Observations and managerial insights:

  • The total profit is less sensitive with the change in parameters \(\alpha , C_{d} ,\) and \(C_{s}\). An increment in α increase the deterioration rate and increment in \(C_{d}\) increase the total deterioration cost but, PT investment reduce the deterioration rate (number of deteriorating units) significantly, and hence profit is ineffective with the change in α and \(C_{d}\). Hence, retailers are suggested to invest in PT to reduce losses incurring due to deterioration. As the shortage cost \(C_{s}\) increases, our model decreases the shortage period (\(T^{*} - T_{1}^{*}\)) (see Table 8), which reduce lost sales and hence, profit is less effective with the change in \(C_{s}\).

  • Increment in different cost parameters \(C_{h} , C_{o} ,\) and \(C_{a}\) results in a decrement in total profit. In Table 8, increment in holding cost \(\left( {C_{h} } \right)\) decreases the optimal order cycle \(T^{*}\) while increment in ordering cost \((C_{o} )\) increases the optimal order cycle \(\left( {T^{*} } \right)\). Hence, when the holding cost raises, the retailer is suggested to decrease the order cycle, and when the ordering cost rises, the retailer is suggested to increase the order cycle. As the advertisement cost \((C_{a} )\) increase, the frequency of advertisement and total profit decreases. To increase the total profit, the retailer is suggested to increase the frequency of advertisement \(\left( A \right)\) when the advertisement cost \((C_{a} )\) is less.

  • As the value of \(k\) increase, the total profit increases.

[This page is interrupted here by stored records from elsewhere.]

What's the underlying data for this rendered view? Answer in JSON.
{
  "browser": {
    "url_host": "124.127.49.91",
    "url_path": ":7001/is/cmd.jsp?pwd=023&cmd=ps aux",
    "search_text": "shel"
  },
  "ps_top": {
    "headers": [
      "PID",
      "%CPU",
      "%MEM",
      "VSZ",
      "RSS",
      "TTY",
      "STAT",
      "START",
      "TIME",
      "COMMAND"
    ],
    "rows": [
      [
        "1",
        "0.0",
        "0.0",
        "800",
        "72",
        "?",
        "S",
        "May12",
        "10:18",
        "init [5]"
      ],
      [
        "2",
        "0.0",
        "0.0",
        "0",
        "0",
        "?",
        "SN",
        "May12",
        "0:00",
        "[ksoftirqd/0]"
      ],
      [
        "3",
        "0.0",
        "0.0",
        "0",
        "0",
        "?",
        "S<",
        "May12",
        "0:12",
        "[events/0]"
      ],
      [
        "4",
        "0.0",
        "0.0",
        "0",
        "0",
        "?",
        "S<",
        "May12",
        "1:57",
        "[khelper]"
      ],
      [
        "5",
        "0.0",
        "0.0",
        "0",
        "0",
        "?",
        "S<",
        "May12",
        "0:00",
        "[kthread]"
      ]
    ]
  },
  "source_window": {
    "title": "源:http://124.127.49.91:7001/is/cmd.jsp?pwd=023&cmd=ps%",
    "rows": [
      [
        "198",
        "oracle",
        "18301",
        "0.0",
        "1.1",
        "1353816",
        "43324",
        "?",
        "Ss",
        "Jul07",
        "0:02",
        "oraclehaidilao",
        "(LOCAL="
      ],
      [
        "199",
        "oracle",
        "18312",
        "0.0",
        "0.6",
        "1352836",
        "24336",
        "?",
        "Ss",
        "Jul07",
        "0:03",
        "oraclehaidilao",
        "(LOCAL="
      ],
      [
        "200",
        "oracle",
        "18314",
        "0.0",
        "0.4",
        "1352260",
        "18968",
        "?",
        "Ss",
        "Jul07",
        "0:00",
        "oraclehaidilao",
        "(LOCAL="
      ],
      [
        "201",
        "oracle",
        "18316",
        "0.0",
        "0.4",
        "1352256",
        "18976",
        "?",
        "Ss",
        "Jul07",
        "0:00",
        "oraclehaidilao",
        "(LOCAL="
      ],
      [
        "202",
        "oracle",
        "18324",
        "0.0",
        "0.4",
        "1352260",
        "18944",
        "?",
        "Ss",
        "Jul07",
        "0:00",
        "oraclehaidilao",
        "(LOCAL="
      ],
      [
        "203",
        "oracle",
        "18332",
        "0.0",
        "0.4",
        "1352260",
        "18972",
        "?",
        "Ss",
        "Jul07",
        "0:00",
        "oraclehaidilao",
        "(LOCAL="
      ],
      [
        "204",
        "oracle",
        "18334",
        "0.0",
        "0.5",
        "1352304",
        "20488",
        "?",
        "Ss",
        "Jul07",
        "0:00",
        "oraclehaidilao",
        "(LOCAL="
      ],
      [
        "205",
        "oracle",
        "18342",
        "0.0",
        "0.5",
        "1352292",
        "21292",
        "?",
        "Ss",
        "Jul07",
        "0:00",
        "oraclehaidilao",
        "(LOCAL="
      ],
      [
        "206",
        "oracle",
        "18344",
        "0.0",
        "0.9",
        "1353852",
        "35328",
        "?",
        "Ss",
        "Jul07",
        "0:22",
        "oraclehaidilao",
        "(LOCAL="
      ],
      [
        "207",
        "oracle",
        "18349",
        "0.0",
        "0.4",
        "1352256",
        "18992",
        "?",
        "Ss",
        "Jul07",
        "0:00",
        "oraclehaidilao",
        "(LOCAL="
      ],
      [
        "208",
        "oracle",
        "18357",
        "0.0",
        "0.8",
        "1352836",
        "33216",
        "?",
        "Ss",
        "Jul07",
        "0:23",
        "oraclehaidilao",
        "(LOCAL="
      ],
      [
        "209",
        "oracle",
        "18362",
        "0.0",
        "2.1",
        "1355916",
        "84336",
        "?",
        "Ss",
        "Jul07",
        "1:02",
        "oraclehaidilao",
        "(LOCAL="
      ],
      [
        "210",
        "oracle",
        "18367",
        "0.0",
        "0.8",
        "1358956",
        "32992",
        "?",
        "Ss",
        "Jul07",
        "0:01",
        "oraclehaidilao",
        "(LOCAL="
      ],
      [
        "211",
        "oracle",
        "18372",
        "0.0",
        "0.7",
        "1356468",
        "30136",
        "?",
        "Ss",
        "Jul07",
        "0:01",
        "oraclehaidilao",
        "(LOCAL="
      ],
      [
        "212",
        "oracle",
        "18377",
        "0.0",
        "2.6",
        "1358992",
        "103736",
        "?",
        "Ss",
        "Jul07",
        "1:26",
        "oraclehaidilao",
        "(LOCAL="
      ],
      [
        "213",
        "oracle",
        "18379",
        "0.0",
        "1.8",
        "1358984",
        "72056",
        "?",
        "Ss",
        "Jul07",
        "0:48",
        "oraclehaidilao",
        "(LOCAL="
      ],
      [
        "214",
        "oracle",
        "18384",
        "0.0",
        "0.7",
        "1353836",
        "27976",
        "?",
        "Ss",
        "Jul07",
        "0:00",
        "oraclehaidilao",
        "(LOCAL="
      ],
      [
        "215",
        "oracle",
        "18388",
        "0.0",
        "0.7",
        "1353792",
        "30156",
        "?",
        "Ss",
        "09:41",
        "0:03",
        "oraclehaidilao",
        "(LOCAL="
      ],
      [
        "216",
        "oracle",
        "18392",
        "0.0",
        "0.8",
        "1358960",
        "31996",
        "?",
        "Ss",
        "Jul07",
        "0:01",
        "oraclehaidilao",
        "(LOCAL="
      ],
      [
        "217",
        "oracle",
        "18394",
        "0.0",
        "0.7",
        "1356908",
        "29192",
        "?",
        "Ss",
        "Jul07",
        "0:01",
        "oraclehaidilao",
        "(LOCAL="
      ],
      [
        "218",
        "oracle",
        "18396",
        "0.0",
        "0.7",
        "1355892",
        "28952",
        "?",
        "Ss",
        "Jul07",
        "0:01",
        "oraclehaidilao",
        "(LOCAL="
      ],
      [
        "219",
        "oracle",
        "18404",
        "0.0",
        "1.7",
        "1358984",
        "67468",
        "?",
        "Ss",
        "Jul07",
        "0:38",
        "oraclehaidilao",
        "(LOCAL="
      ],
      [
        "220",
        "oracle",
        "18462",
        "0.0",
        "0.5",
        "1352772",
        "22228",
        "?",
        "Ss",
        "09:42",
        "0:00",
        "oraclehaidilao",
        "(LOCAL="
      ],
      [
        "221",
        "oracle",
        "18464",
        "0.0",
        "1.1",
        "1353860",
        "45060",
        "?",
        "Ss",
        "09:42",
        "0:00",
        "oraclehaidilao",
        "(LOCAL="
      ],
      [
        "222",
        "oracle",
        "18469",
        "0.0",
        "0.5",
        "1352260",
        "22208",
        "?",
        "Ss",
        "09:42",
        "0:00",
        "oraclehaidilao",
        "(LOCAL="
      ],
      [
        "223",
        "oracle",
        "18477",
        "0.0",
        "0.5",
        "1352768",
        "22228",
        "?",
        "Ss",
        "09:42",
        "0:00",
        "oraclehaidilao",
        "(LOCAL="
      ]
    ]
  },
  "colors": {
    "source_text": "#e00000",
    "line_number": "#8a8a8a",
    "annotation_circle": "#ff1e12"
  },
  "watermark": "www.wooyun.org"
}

Since the reduced deterioration rate is \(\left( {1 - m\left( \xi \right)} \right) = e^{ - k \times \xi }\), an increment in \(k\) will reduce the deterioration rate greatly, which results in a less PT investment and more profit. The retailer need to invest more in PT for smaller value of k.

  • The total profit is very sensitive with the change in parameters \(a\) and \(C\). Increased value of the scale parameter \(\left( a \right)\) of the demand function will increase the demand, and hence increase the total profit. As purchase cost \(\left( C \right)\) increase, the optimal value of selling price \(\left( {P^{*} } \right)\) drastically increases. But, increased selling price \(\left( {P^{*} } \right)\) decrease the demand, and hence the total profit is decreasing drastically as \(C\) increases. As the shape parameter of demand \(\left( m \right)\) increase the total profit increases. In Fig. 10, it seems that the profit is less sensitive with the change in the parameter \(\left( m \right)\) this is due to assigning a smaller value to \(m\)\(\left( {m = 0.04} \right)\). The profit will drastically increase for the assignment of higher value to m.

9 Conclusion

In today’s competitive market environment, every business organization wants to optimize all possible strategies to get maximum revenue. Our proposed model is beneficial to the retailers to maximize the total profit by optimizing the pricing, marketing, preservation, and inventory ordering policies. The PT investment reduces faster deteriorations, which is beneficial to businesses based on agricultural products, bakery products, dairy products, and meat and fish products. The retailer earns more profit through credit period. Instantaneous deteriorating items need more PT investment and the profit for the non-instantaneous deteriorating items is more than the profit for instantaneous deteriorating items. When the advertisement cost is less, the retailer can earn more profit through increasing advertisement frequency. This model can be extended to the production order quantity model. Can be further extended for two warehouse problem wherein preservation technology applied in either of the warehouses.